Struggling Scottish fashion retailer Quiz Clothing has plunged to an increased loss and again warned it is close to running out of cash as its shareholders prepare to vote on taking the company private.

The Glasgow business, which has about 1,500 employees, continues to seek more funds after a disappointing Christmas trading period.

As announced on 6 December, the cash headroom available to the business is less than previously anticipated. 

Today it said ongoing improvements in the group’s cost base “will be offset by the recent proposed changes to the National Living Wage and Employer’s National Insurance arrangements, resulting in circa £1.7 million per annum of additional costs from April 2025”. 

The group has £4m of bank facilities which are scheduled to expire on 30 June 2025. There are no financial covenants applicable to these facilities which are repayable on demand.

As at 26 December it had net borrowings of £3.5m and total liquidity headroom of £0.5m.

“The board anticipates that additional funding will be required by the group in early 2025,” it said as it announced a £4.7m loss before tax for the half year to the end of September against £1.5m last year.

As announced in the past week the directors have concluded that it is in the best interests of the company and its shareholders to cancel its trading on AIM and for the company to be re-registered as a private limited company.

A General Meeting will be held at 11am on 8 January 2025 at 61 Hydepark Street, Glasgow to vote on the proposal. If approved by at least 75% of the votes cast, the cancellation will become effective on 23 January and all non-executive directors will resign.

The company operates 62 stores and 47 concessions across the UK.

Difficult trading history

Daily Business revealed Quiz’s intention to float in April 2017 and its shares were admitted to trading on AIM in July 2017.

The group’s revenue grew from £89.8m at the time of IPO to £130.8m in 2019.

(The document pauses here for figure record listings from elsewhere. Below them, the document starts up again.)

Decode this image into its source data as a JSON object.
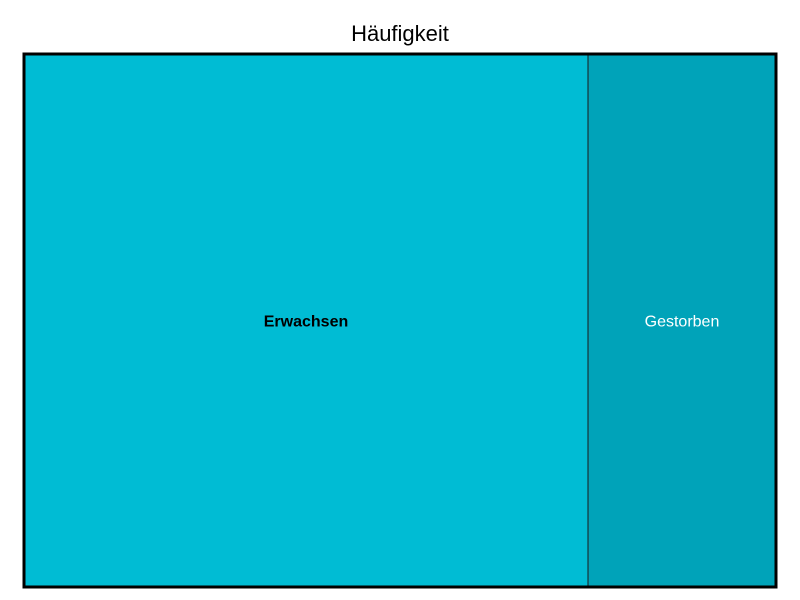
{
  "chart_data": {
    "type": "mosaic",
    "title": "Häufigkeit",
    "categories": [
      "Erwachsen",
      "Gestorben"
    ],
    "values": [
      3,
      1
    ],
    "colors": [
      "#00BCD4",
      "#00A3B9"
    ],
    "label_colors": [
      "#000000",
      "#ffffff"
    ],
    "label_weights": [
      "bold",
      "normal"
    ],
    "border_color": "#000000"
  }
}
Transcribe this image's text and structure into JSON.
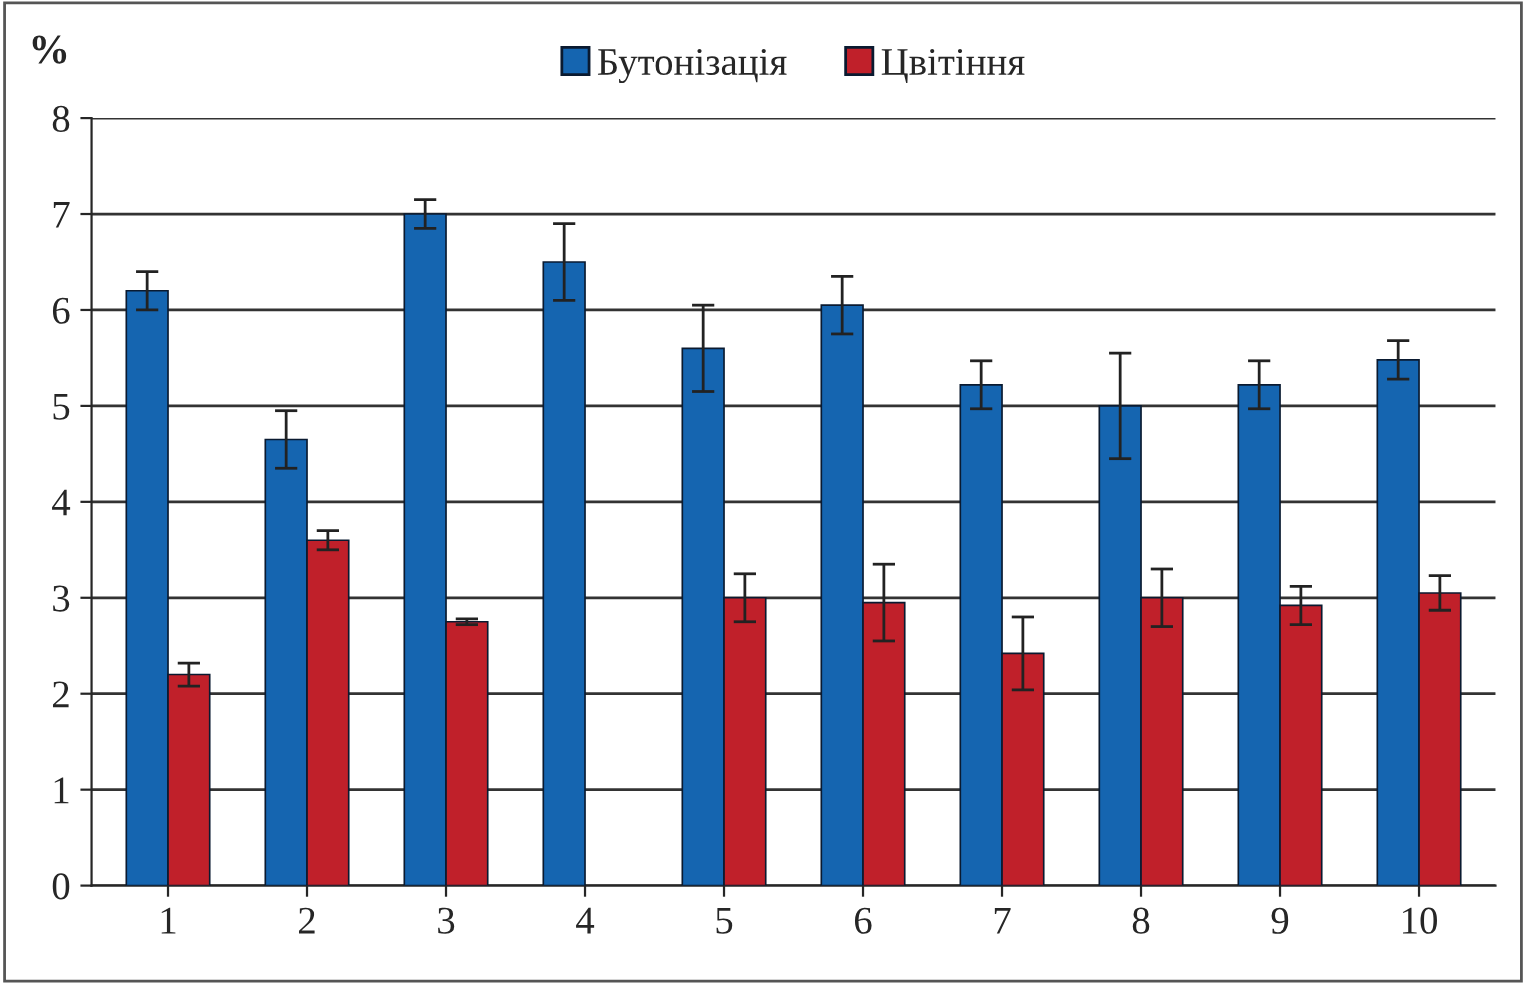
{
  "chart_data": {
    "type": "bar",
    "ylabel": "%",
    "categories": [
      "1",
      "2",
      "3",
      "4",
      "5",
      "6",
      "7",
      "8",
      "9",
      "10"
    ],
    "series": [
      {
        "name": "Бутонізація",
        "color": "#1565b0",
        "values": [
          6.2,
          4.65,
          7.0,
          6.5,
          5.6,
          6.05,
          5.22,
          5.0,
          5.22,
          5.48
        ],
        "errors": [
          0.2,
          0.3,
          0.15,
          0.4,
          0.45,
          0.3,
          0.25,
          0.55,
          0.25,
          0.2
        ]
      },
      {
        "name": "Цвітіння",
        "color": "#c0202a",
        "values": [
          2.2,
          3.6,
          2.75,
          null,
          3.0,
          2.95,
          2.42,
          3.0,
          2.92,
          3.05
        ],
        "errors": [
          0.12,
          0.1,
          0.03,
          null,
          0.25,
          0.4,
          0.38,
          0.3,
          0.2,
          0.18
        ]
      }
    ],
    "ylim": [
      0,
      8
    ],
    "yticks": [
      0,
      1,
      2,
      3,
      4,
      5,
      6,
      7,
      8
    ],
    "grid": "y",
    "legend": "top"
  }
}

Following the significant impact of Covid on the group’s revenue from 2020 and subsequent restructuring of its store portfolio, revenues partially recovered and grew to £91.7m in the year ended 31 March 2023.

Subsequently, customer demand was impacted by the widely reported cost of living and inflationary pressures with revenue declining to £82m during the 2024 financial year with the group generating a loss in comparison to a profit in the prior period. 

Given the ongoing decline in customer demand, revenue in the year ended 31 March 2025 is expected to be below 2024 revenue.